Large area with old taiga forest protected in Arkhangelsk region

Intensive logging is no longer permitted in the 3,000 square kilometres area now known as the Dvina-Pinega nature reserve.
October 16, 2019

“Today, we made a well-balanced decision on creation of the Dvina-Pinega reserve, on which we have worked together for many years,” said Arkhangelsk Governor Igor Orlov in a statement after his regional government approved a decree about the case on October 1t.

Arkhangelsk Governor Igor Orlov. Photo: Thomas Nilsen

Creation of the nature reserve in the area has been debated for two decades. Local forestry businesses have opposed the plans, while environmental groups like WWF Russia and Greenpeace Russia have urged protection of the old taiga forest.

“As a result of complex and lengthy negotiations with timber companies to agree on the boundaries of the reserve, a compromise was found,” said Nikolai Larionov with WWF Russia.

“It allows enterprises to continue working, save jobs and at the same time protect the most valuable parts of the area from logging,” he explains.

The environmentalists were hoping for protecting a 5,000 square kilometres large area, while the final nature reserve covers about 3,000 square kilometres of pristine forest between the Dvina and Pinega rivers in the Arkhangelsk region.

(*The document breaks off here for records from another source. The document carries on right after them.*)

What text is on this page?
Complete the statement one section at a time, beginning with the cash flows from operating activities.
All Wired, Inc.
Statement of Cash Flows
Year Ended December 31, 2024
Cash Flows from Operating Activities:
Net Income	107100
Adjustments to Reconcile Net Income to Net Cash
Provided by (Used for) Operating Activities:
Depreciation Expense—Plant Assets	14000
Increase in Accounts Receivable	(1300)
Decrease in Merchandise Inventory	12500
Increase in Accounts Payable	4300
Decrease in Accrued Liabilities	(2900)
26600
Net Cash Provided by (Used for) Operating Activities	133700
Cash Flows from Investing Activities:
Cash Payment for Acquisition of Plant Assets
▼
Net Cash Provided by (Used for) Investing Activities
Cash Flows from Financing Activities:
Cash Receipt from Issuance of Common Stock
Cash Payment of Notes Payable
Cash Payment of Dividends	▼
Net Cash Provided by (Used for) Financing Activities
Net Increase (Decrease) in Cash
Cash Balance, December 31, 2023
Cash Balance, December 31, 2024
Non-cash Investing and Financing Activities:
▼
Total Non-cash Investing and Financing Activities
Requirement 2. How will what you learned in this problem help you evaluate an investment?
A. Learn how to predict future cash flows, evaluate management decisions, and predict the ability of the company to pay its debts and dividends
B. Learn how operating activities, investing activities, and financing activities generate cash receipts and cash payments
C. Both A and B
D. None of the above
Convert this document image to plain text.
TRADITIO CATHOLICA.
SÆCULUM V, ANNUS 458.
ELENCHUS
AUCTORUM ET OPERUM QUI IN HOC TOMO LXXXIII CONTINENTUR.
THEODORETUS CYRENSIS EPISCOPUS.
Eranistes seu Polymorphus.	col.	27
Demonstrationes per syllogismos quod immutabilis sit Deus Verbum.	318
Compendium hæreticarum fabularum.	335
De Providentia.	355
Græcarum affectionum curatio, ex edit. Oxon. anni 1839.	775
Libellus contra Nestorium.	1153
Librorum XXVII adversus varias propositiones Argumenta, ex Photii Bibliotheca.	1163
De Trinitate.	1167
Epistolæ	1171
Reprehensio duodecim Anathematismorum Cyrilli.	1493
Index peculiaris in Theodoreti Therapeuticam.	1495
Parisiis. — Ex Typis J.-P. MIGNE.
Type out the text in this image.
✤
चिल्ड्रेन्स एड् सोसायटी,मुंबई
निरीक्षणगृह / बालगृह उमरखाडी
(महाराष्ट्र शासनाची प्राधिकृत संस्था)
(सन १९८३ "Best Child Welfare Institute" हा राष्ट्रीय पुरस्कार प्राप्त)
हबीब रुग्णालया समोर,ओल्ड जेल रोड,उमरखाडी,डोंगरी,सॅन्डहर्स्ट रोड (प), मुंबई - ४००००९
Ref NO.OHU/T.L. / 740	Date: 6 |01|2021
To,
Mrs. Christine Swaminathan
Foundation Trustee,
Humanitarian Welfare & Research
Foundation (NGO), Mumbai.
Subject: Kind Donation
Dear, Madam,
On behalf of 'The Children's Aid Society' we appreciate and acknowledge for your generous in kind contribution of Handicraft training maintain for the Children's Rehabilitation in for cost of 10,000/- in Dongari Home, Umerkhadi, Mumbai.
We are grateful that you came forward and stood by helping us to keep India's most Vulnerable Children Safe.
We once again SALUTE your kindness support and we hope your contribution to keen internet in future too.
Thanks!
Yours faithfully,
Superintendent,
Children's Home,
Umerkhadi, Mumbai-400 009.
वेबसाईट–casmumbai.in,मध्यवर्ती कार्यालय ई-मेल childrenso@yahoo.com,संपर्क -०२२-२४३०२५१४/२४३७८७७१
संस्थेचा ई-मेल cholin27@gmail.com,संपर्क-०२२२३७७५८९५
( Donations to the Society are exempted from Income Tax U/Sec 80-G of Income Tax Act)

WWF points to the boreal forest as key to storing carbon and home to a unique biodiversity. The forest now protected is one of the largest taiga forests in Europe.

Governor Orlov said the decision to protect the area is historic and he praises the cooperation with the environmental groups. There are now more than 100 specially protect nature areas in the Arkhangelsk region.